The connection would not necessarily be "idle". This issue can arise during a long running query or when using JDBC Thin connection pooling. If there is no data 'on the wire' for lengthy
periods of time for any reason, the firewall might terminate the connection.
4、解决方法:
The following parameter, set at the **RDBMS_HOME/network/admin/sqlnet.ora, can resolve this kind of problem. DCD or SQLNET.EXPIRE_TIME can mimic data transmission between the server and the client during long periods of idle time. SQLNET.EXPIRE_TIME=n Where <n> is a non-zero value set in minutes.
进入ORACLE_HOME/network/admin目录下,添加sqlnet.ora文件,增加一行SQLNET.EXPIRE_TIME=10
5、补充说明SQLNET.EXPIRE_TIME
To specify a time interval, in minutes, to send a check to verify that client/server connections are active. The following usage notes apply to this parameter:
- Setting a value greater than 0 ensures that connections are not left open indefinitely, due to an abnormal client termination.
- If the probe finds a terminated connection, or a connection that is no longer in use, then it returns an error, causing the server process to exit.
- This parameter is primarily intended for the database server, which typically handles multiple connections at any one time.
-
Limitations on using this terminated connection detection feature are:
- It is not allowed on bequeathed connections.
- Though very small, a probe packet generates additional traffic that may downgrade network performance.
- Depending on which operating system is in use, the server may need to perform additional processing to distinguish the connection probing event from other events that occur.
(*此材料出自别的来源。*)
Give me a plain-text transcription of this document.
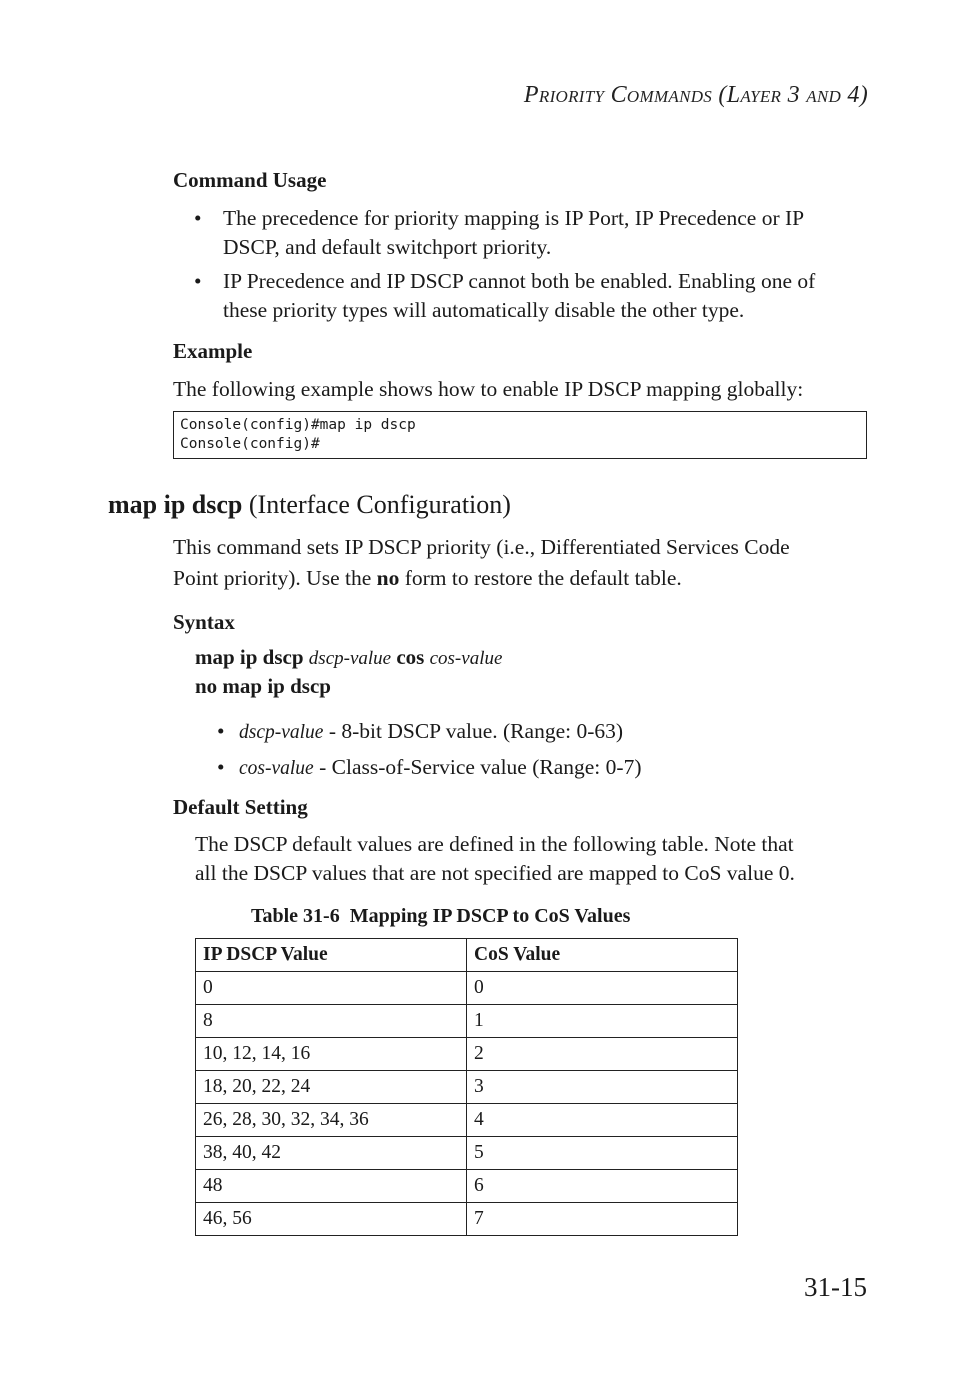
PRIORITY COMMANDS (LAYER 3 AND 4)
Command Usage
• The precedence for priority mapping is IP Port, IP Precedence or IP
DSCP, and default switchport priority.
• IP Precedence and IP DSCP cannot both be enabled. Enabling one of
these priority types will automatically disable the other type.
Example
The following example shows how to enable IP DSCP mapping globally:
Console(config)#map ip dscp
Console(config)#
map ip dscp (Interface Configuration)
This command sets IP DSCP priority (i.e., Differentiated Services Code
Point priority). Use the no form to restore the default table.
Syntax
map ip dscp dscp-value cos cos-value
no map ip dscp
• dscp-value - 8-bit DSCP value. (Range: 0-63)
• cos-value - Class-of-Service value (Range: 0-7)
Default Setting
The DSCP default values are defined in the following table. Note that
all the DSCP values that are not specified are mapped to CoS value 0.
Table 31-6  Mapping IP DSCP to CoS Values
IP DSCP Value	CoS Value
0	0
8	1
10, 12, 14, 16	2
18, 20, 22, 24	3
26, 28, 30, 32, 34, 36	4
38, 40, 42	5
48	6
46, 56	7
31-15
This can also result in degraded network performanc
6、做完以上操作后,重启数据库的监听;
其他补充
原因
1、网络攻击,例如:半开连接攻击
Server gets a connection request from a malcious client which is not supposed to connect to the database,in which case the error thrown is the correct behavior.You can get the client address for which the error was thrown via sqlnet log file.
2、Client在default 60秒内没有完成认证
The server receives a valid client connection request but the client tabkes a long time to authenticate more than the default 60 seconds.
3、DB负载太高
The DB server is heavily loaded due to which it cannot finish the client logon within the timeout specified.
WANGING:inbound connection timed out (ORA-3136)
解决方法:
其实这个参数跟监听的一个参数有关:SQLNET.INBOUND_CONNECT_TIMEOUT
这个参数从9i开始引入,指定了客户端连接服务器并且提供认证信息的超时时间,如果超过这个时间客户端没有提供正确的认证信息,服务器会自动中止连接请求,同时会记录试图连接的IP地址和ORA-12170:TNS:Connect timeout occurred错误。
这个参数的引入,主要是防止DoS攻击,恶意攻击者可以通过不停的开启大量连接请求,占用服务器的连接资源,使得服务器无法提供有效服务。在10.2.0.1起,该参数默认设置为60秒。
但是,这个参数的引入也导致了一些相关的Bug。比如:
Bug 5594769 - REMOTE SESSION DROPPED WHEN LOCAL SESSION SHARED AND INBOUND_CONNECT_TIMEOUT SET
Bug 5249163 - CONNECTS REFUSED BY TNSLSNR EVERY 49 DAYS FOR INBOUND_CONNEC_TIMEOUT SECONDS
该参数可以通过设置为0来禁用,在服务端:
1)、设置sqlnet.ora文件:SQLNET.INBOUND_CONNECT_TIMEOUT=0;
2)、设置listener.ora文件:INBOUND_CONNECT_TIMEOUT_listenername=0;
3)、然后reload或者重启监听。